You may have simply hidden the problem rather than fixed it.  I very much doubt there is a 'beep' function that doesn't signify an issue.

In my view its probably an alarm to signfy a RAID array is about to go south, or memory leakage meaning you are about to run out of system ram.

I wouldn't stop your investigation there - review the event viewer.


----------



## irongeek2012 (Oct 1, 2013)

I checked the event viewer there were no red X or any errors showing any signs of problems. 



> I very much doubt there is a 'beep' function that doesn't signify an issue.



 I did this to Disable that annoying system beep once and for all
by glasfot 10-17-2011 00:34

You can also try the steps below..

The steps are;

1. Right-click on My Computer
2. On the Hardware tab, click on [Device Manager]
3. On the “View” menu, select “Show hidden devices”
4. Under “Non-Plug and Play Drivers”, right-click “Beep”
5. Click “Disable”
6. Answer [Yes] when asked if you really want to disable it
7. Answer [No] when asked if you want to reboot
8. Right-click “Beep” again.
9. Click “Properties”
10. On the “Driver” tab, set the Startup type to Disabled
11. Click [Stop]
12. Click [OK]
13. Answer [No] when asked if you want to reboot*


----------



## Okedokey (Oct 1, 2013)

You're missing the point.  Its an alarm meaning that something is not right.  Just because you disabled its ability to 'alarm' doesn't meant he issue is fixed.

Its equivalent to removing the fuel-low light in your car and thinking your car will continue to drive for another 300km.


----------



## irongeek2012 (Oct 1, 2013)

> You're missing the point.
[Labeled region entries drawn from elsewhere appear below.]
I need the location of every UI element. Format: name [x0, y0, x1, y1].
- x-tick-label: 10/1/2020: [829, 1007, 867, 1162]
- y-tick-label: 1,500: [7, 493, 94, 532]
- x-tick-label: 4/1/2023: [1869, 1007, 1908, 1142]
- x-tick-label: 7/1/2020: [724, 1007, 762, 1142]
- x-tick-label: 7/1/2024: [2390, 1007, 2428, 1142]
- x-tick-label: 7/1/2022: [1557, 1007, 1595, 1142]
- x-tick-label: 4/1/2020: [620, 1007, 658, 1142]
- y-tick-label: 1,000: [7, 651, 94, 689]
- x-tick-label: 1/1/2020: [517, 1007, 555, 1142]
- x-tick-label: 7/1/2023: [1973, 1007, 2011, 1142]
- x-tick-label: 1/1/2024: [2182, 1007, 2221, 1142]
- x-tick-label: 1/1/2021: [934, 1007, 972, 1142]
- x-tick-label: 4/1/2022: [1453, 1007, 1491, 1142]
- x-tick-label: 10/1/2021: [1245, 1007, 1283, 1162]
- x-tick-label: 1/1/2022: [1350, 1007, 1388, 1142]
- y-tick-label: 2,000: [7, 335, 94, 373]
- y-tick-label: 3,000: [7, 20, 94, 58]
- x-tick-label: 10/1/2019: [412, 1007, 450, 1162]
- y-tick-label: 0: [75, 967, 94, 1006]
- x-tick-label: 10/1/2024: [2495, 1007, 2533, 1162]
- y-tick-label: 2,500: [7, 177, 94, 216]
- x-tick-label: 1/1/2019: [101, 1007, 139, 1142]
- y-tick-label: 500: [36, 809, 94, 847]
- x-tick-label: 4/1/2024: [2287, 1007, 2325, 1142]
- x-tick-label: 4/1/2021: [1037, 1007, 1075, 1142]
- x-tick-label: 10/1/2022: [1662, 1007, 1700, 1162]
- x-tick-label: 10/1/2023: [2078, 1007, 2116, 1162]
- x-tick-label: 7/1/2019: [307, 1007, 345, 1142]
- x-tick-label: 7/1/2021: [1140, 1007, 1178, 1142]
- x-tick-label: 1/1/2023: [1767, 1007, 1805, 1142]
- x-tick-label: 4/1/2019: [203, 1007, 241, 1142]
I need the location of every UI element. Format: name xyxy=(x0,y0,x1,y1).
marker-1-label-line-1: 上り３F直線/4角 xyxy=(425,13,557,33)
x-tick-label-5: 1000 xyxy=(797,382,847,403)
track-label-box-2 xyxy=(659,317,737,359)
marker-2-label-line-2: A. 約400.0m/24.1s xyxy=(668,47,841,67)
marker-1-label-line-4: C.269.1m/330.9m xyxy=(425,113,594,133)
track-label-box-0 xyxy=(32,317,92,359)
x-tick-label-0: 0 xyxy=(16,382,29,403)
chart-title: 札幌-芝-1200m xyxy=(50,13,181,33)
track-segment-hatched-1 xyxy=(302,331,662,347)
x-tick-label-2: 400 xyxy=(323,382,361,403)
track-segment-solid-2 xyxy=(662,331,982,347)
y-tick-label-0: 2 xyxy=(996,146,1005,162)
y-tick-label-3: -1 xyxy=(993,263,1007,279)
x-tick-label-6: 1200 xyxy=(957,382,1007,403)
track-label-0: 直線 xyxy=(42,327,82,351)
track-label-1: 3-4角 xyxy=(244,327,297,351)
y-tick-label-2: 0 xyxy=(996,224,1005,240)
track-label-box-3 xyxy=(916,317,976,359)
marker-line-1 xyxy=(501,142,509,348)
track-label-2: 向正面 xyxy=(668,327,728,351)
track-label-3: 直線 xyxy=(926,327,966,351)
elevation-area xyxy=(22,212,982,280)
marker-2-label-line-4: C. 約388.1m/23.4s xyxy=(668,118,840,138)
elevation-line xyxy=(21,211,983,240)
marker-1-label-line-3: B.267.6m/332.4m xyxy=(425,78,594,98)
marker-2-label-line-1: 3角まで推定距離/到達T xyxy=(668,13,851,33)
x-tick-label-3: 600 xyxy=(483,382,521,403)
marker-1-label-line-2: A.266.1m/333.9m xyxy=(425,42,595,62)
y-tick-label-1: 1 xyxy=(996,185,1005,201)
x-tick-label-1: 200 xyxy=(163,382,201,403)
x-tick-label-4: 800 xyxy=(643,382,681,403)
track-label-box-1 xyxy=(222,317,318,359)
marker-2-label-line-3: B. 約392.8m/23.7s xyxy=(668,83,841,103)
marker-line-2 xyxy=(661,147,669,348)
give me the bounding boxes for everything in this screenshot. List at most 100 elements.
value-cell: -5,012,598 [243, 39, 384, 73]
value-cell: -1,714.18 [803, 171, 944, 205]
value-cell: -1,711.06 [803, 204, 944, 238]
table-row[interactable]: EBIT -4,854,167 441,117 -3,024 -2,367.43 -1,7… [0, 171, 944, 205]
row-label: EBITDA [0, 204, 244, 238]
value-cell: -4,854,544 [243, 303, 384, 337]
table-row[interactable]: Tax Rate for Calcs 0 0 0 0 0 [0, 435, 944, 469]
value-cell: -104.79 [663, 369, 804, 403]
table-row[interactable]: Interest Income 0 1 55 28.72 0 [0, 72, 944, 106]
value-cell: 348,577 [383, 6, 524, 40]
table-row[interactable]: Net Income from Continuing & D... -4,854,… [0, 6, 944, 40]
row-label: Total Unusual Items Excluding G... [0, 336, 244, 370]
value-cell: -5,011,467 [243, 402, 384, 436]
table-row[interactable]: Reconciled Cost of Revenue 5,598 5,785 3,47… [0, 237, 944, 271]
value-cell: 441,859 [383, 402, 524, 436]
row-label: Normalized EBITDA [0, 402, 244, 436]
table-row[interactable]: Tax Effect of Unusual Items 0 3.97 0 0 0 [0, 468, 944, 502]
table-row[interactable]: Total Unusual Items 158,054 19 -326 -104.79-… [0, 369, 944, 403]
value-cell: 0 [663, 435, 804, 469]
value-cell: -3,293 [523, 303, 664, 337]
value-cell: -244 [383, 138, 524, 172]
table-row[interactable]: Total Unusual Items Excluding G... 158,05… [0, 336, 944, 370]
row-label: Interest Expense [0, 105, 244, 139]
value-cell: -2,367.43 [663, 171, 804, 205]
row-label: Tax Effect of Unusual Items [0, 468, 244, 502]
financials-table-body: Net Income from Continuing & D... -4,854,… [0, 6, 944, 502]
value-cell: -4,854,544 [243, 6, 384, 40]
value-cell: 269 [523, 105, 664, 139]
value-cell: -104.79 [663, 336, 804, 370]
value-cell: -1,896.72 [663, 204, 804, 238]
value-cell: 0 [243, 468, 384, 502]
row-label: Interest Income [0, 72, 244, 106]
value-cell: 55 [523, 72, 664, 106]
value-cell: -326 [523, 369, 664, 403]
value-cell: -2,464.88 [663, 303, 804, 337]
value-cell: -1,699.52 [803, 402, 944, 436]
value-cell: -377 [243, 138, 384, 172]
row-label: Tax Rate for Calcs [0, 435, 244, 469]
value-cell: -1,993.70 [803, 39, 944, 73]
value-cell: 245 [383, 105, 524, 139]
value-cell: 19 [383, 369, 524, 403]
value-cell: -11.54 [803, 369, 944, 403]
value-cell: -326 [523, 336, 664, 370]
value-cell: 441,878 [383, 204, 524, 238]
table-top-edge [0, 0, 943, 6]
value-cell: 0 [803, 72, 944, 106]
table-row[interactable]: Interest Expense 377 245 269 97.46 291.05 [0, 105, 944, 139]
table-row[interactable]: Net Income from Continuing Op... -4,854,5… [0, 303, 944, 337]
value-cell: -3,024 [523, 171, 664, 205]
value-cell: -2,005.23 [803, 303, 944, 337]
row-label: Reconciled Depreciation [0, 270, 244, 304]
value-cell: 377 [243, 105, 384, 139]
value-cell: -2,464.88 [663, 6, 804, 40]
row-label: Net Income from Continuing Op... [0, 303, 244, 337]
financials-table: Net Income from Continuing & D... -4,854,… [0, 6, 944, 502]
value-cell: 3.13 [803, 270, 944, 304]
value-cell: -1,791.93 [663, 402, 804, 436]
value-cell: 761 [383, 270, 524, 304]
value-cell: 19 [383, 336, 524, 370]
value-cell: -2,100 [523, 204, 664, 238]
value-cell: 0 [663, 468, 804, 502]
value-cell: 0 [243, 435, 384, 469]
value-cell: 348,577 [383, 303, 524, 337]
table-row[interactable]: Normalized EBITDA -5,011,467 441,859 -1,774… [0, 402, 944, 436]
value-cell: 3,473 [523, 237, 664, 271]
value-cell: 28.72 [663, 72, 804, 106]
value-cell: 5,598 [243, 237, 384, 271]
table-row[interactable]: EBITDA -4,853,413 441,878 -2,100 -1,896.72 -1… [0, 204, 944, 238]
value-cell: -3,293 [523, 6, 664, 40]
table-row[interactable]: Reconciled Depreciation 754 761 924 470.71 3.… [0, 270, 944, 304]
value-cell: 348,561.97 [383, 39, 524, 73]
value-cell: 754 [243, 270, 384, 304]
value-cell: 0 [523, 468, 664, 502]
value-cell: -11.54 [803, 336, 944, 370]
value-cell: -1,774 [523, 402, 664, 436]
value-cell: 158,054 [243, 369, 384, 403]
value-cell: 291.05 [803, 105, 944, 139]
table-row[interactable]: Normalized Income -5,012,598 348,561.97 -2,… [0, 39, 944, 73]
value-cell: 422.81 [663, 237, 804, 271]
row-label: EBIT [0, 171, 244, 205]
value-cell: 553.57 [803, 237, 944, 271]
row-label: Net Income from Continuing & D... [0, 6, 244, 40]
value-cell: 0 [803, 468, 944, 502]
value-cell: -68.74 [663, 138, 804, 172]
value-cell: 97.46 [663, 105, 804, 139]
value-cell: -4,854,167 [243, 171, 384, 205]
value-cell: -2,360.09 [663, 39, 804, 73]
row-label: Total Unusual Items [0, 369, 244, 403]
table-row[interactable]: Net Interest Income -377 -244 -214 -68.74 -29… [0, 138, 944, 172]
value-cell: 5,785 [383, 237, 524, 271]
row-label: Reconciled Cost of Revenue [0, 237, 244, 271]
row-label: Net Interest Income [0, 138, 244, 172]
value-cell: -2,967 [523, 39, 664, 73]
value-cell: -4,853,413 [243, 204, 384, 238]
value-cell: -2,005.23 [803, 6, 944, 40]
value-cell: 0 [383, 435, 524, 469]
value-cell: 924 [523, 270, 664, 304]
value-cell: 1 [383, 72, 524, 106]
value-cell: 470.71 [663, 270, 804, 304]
Its an alarm meaning that something is not right. Just because you disabled its ability to 'alarm' doesn't meant he issue is fixed.
> 
> Its equivalent to removing the fuel-low light in your car and thinking your car will continue to drive for another 300km.
> __________________



  I understand exactly what you're saying  Okedokey.  However, as stated before I checked all other precautions before doing this.  I checked the HDD, Checked memory, checked CPU, FAN, check temperatures in the BIOS.  Also, checked server software settings, battery backup supplies etc... checked firewall logs as of now... everything is running great right now no problems. All users in both offices are able to get online, access files from systems in different cities so everything is good.    The noise would only start at the prompt (where you have to press ctrl + alt + del then you can enter your user information but that is were the beeping would start.  Not during startup, not during POST etc... only login prompt then it starts...

  I'm curious, what would you guys charge for a service charge for doing this?  The office manager said they called Geek Squad but they were no help and she said she even paid them prior to this like a contract or something (I'm not sure)   This company gives me a lot of work and it took me 15 minutes tops so I charged them $50.00   too cheap or would u charge MORE?  Thanks, Mike


----------



## Okedokey (Oct 2, 2013)

$100 would be my minumum.  By the time you get there, pay overheads, tax etc, its an hour and you would need $100.  Its not about what its worth, its about the value proposition, and in this case, the competition couldn't help.


----------



## irongeek2012 (Oct 2, 2013)

> Its not about what its worth, its about the value proposition, and in this case, the competition couldn't help.



  Very true good point.


----------